Sul suo cellulare viene trovata una mail inviata l’8 giugno, con la sceneggiatura allegata. Le indagini coordinate della procura continuano
Nel cuore verde della Capitale, tra i viali alberati di Villa Pamphili, è andata in scena una tragedia che supera ogni sceneggiatura. Una bambina morta, il corpo della madre occultato, e un uomo — Rexal Ford — che viveva in città sotto falso nome, tra sogni di cinema e una scia di bugie.
Roma, inizio giugno. L’uomo, 46 anni, americano, si aggira con una bambina in braccio. Dice agli agenti che la madre è tornata dal suo ex. Sembra tranquillo, collaborativo. Ma quello che non dice è che la donna è già morta. E che anche la bambina, pochi giorni dopo, farà la stessa fine.
Il suo nome, Rexal Ford, risulta autentico sul passaporto. Ma negli archivi americani, lui è un altro. Una doppia identità costruita con cura, forse per cancellare un passato fatto di denunce e relazioni ambigue. A Roma si presenta come sceneggiatore. Porta in giro un copione, tenta di venderlo a una casa di produzione. Racconta di un film da girare a Firenze. È convinto che la sua occasione stia per arrivare.
Poi, il 5 giugno, qualcosa cambia.

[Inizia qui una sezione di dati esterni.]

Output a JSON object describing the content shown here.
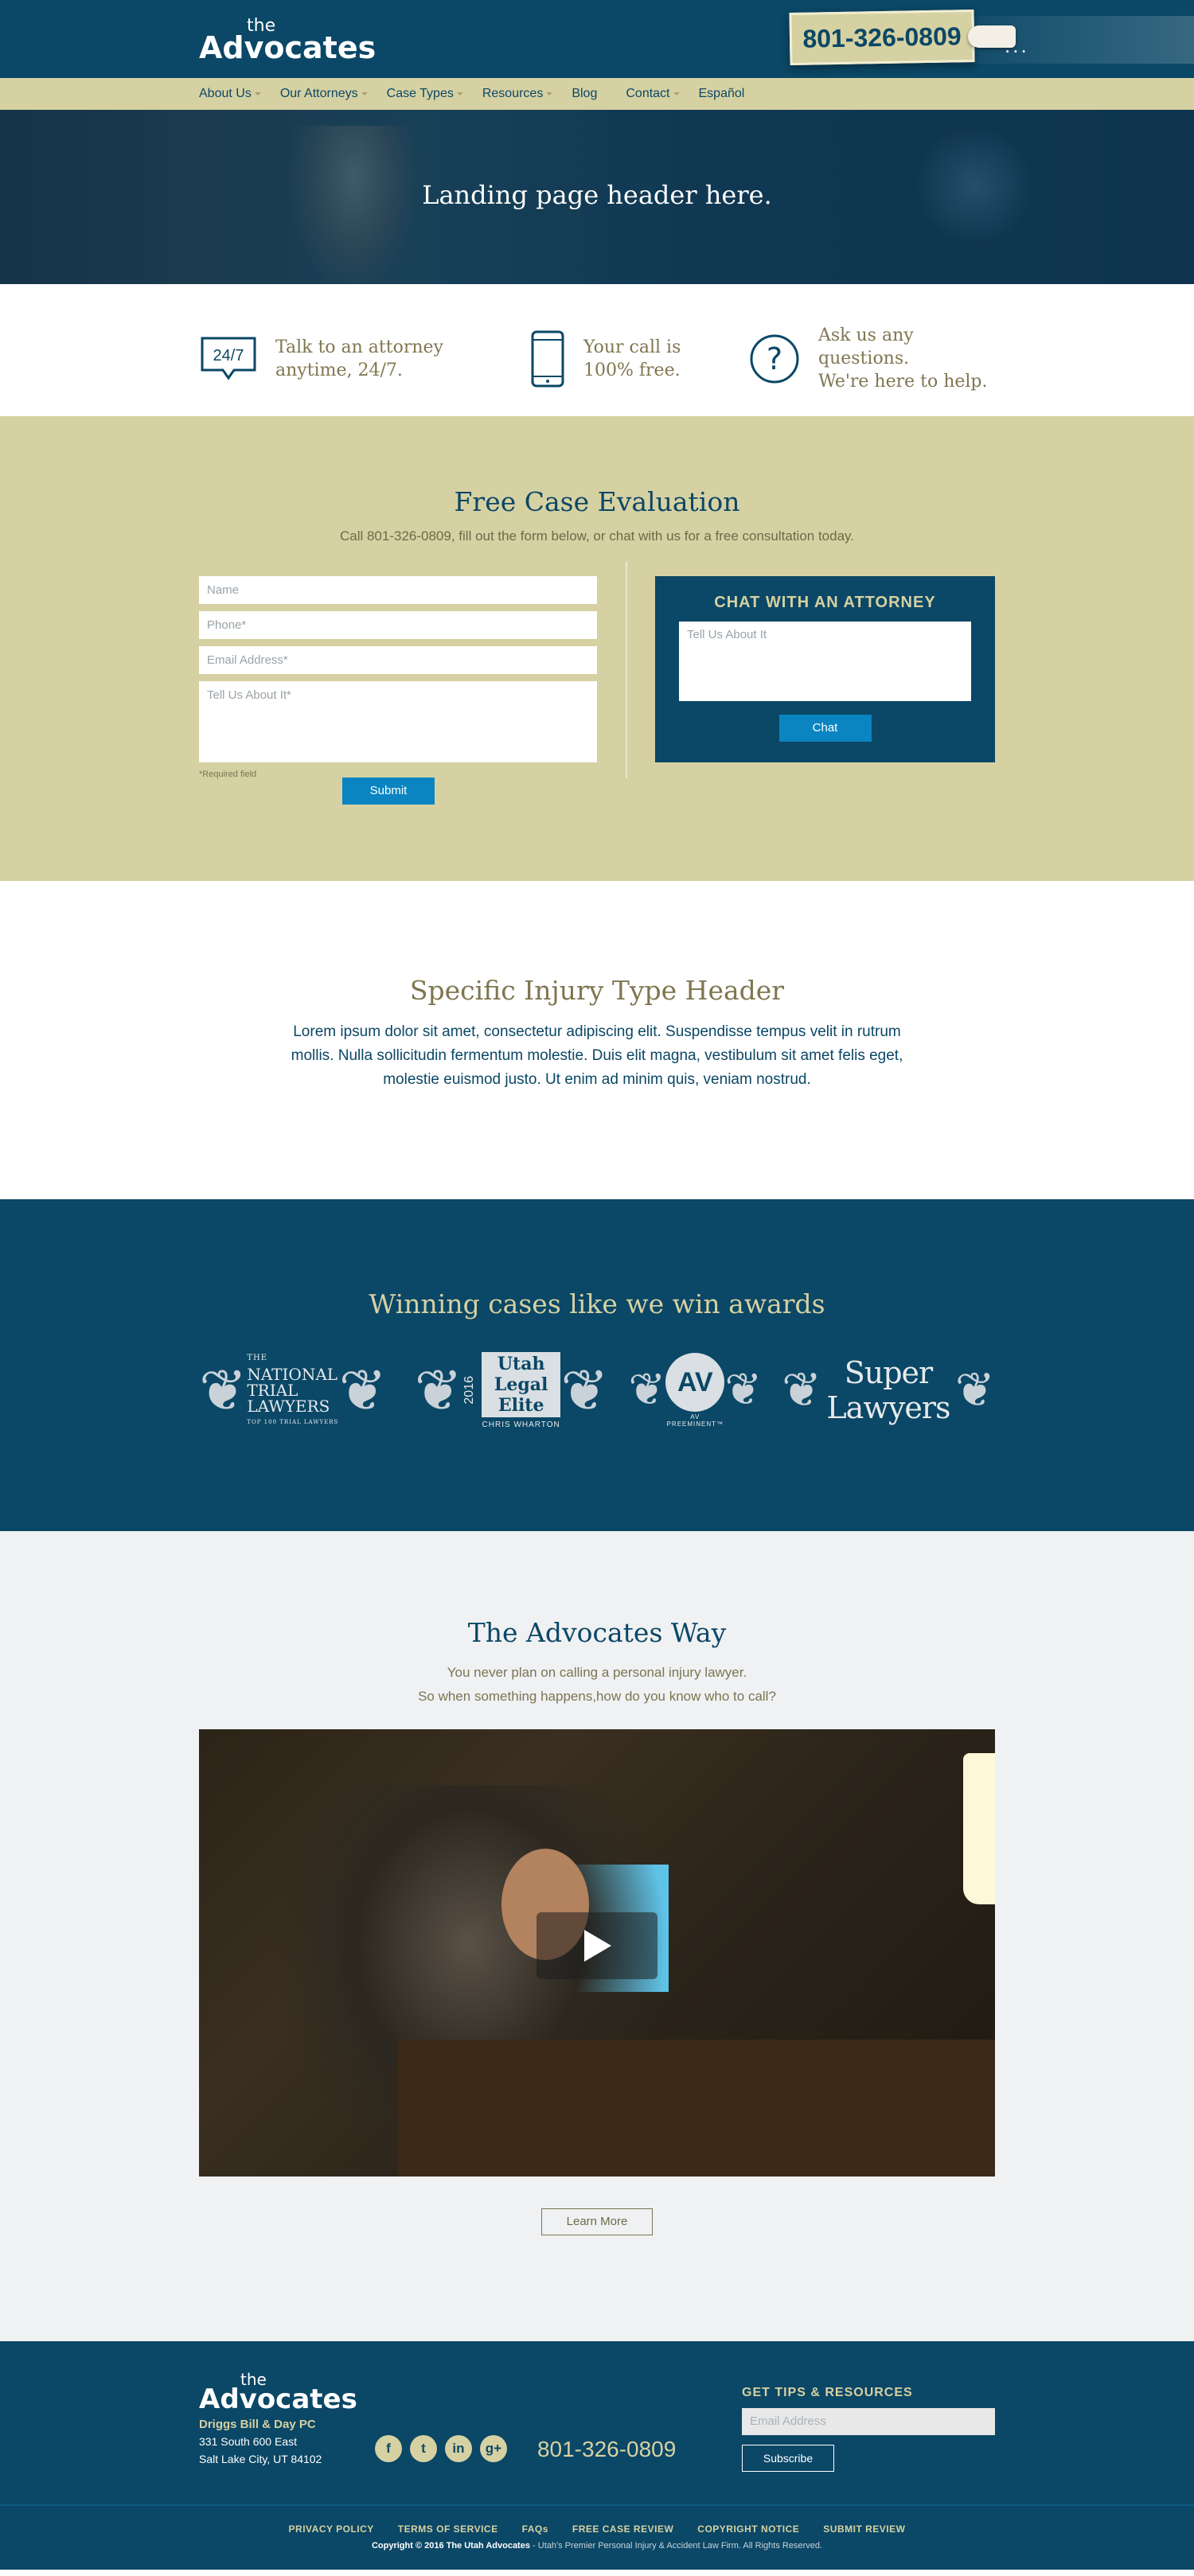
{
  "brand": {
    "the": "the",
    "name": "Advocates"
  },
  "header": {
    "phone": "801-326-0809",
    "dots": "..."
  },
  "nav": [
    {
      "label": "About Us",
      "dropdown": true
    },
    {
      "label": "Our Attorneys",
      "dropdown": true
    },
    {
      "label": "Case Types",
      "dropdown": true
    },
    {
      "label": "Resources",
      "dropdown": true
    },
    {
      "label": "Blog",
      "dropdown": false
    },
    {
      "label": "Contact",
      "dropdown": true
    },
    {
      "label": "Español",
      "dropdown": false
    }
  ],
  "hero": {
    "title": "Landing page header here."
  },
  "features": [
    {
      "icon": "24-7-chat-icon",
      "icon_text": "24/7",
      "line1": "Talk to an attorney",
      "line2": "anytime, 24/7."
    },
    {
      "icon": "phone-icon",
      "line1": "Your call is",
      "line2": "100% free."
    },
    {
      "icon": "question-icon",
      "line1": "Ask us any questions.",
      "line2": "We're here to help."
    }
  ],
  "case": {
    "title": "Free Case Evaluation",
    "subtitle": "Call 801-326-0809, fill out the form below, or chat with us for a free consultation today.",
    "fields": {
      "name": "Name",
      "phone": "Phone*",
      "email": "Email Address*",
      "about": "Tell Us About It*"
    },
    "required_note": "*Required field",
    "submit": "Submit",
    "chat": {
      "title": "CHAT WITH AN ATTORNEY",
      "placeholder": "Tell Us About It",
      "button": "Chat"
    }
  },
  "injury": {
    "title": "Specific Injury Type Header",
    "body": "Lorem ipsum dolor sit amet, consectetur adipiscing elit. Suspendisse tempus velit in rutrum mollis. Nulla sollicitudin fermentum molestie. Duis elit magna, vestibulum sit amet felis eget, molestie euismod justo. Ut enim ad minim quis, veniam nostrud."
  },
  "awards": {
    "title": "Winning cases like we win awards",
    "items": [
      {
        "line1": "THE",
        "line2": "NATIONAL",
        "line3": "TRIAL LAWYERS",
        "line4": "TOP 100 TRIAL LAWYERS"
      },
      {
        "year": "2016",
        "line1": "Utah",
        "line2": "Legal Elite",
        "line3": "CHRIS WHARTON"
      },
      {
        "mark": "AV",
        "line1": "AV PREEMINENT™"
      },
      {
        "line1": "Super Lawyers"
      }
    ]
  },
  "way": {
    "title": "The Advocates Way",
    "line1": "You never plan on calling a personal injury lawyer.",
    "line2": "So when something happens,how do you know who to call?",
    "button": "Learn More"
  },
  "footer": {
    "firm": "Driggs Bill & Day PC",
    "addr1": "331 South 600 East",
    "addr2": "Salt Lake City, UT 84102",
    "social": [
      "f",
      "t",
      "in",
      "g+"
    ],
    "phone": "801-326-0809",
    "tips_title": "GET TIPS & RESOURCES",
    "email_placeholder": "Email Address",
    "subscribe": "Subscribe",
    "links": [
      "PRIVACY POLICY",
      "TERMS OF SERVICE",
      "FAQs",
      "FREE CASE REVIEW",
      "COPYRIGHT NOTICE",
      "SUBMIT REVIEW"
    ],
    "copyright_bold": "Copyright © 2016 The Utah Advocates",
    "copyright_rest": " - Utah's Premier Personal Injury & Accident Law Firm. All Rights Reserved."
  },
  "colors": {
    "navy": "#0b4766",
    "khaki": "#d6d1a2",
    "blue": "#0a85c2",
    "olive": "#7f7650"
  }
}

Prova a entrare in un albergo senza prenotazione. Fallisce. Il giorno dopo, i corpi vengono scoperti a Villa Pamphili. Lui sparisce. E riappare una settimana dopo, su un’isola greca. Senza bagagli, ma con un biglietto aereo acquistato con la sua carta di credito.

Ad arrestarlo, sono gli agenti greci e italiani, che lo trovano a Skiathos. La sua fuga è finita, ma i misteri no. Sul suo cellulare viene trovata una mail inviata l’8 giugno, con la sceneggiatura allegata. Un dettaglio che mette i brividi: è il giorno dopo il ritrovamento dei cadaveri. Il giorno dopo la fine.
Chi era davvero la donna? Diceva di chiamarsi Stella, ma il nome è falso. Così come la sua nazionalità americana. Si pensa che i due si siano sposati a Malta, ma anche quello potrebbe essere un altro pezzo del puzzle. La bambina potrebbe essere nata lì, nel silenzio di un Paese che per ora tace.
Il DNA dell’uomo è stato già inviato ai laboratori. Si cercherà di capire se è davvero lui il padre della piccola. Intanto, il passato lo raggiunge: negli Stati Uniti, segnalazioni e denunce. Ma nessun mandato di cattura. Nessuna pena in sospeso. Era un uomo libero. Libero di aggirarsi per Roma. Libero di mentire.
Nelle prossime settimane si deciderà il destino giudiziario di Rexal Ford. Sarà estradato in Italia? Oppure lo vorranno anche gli Stati Uniti? Intanto, gli investigatori scavano tra email, cellulari e conti bancari, alla ricerca della verità.
Una verità che, tra le ombre di Villa Pamphili, sembra ancora lontana.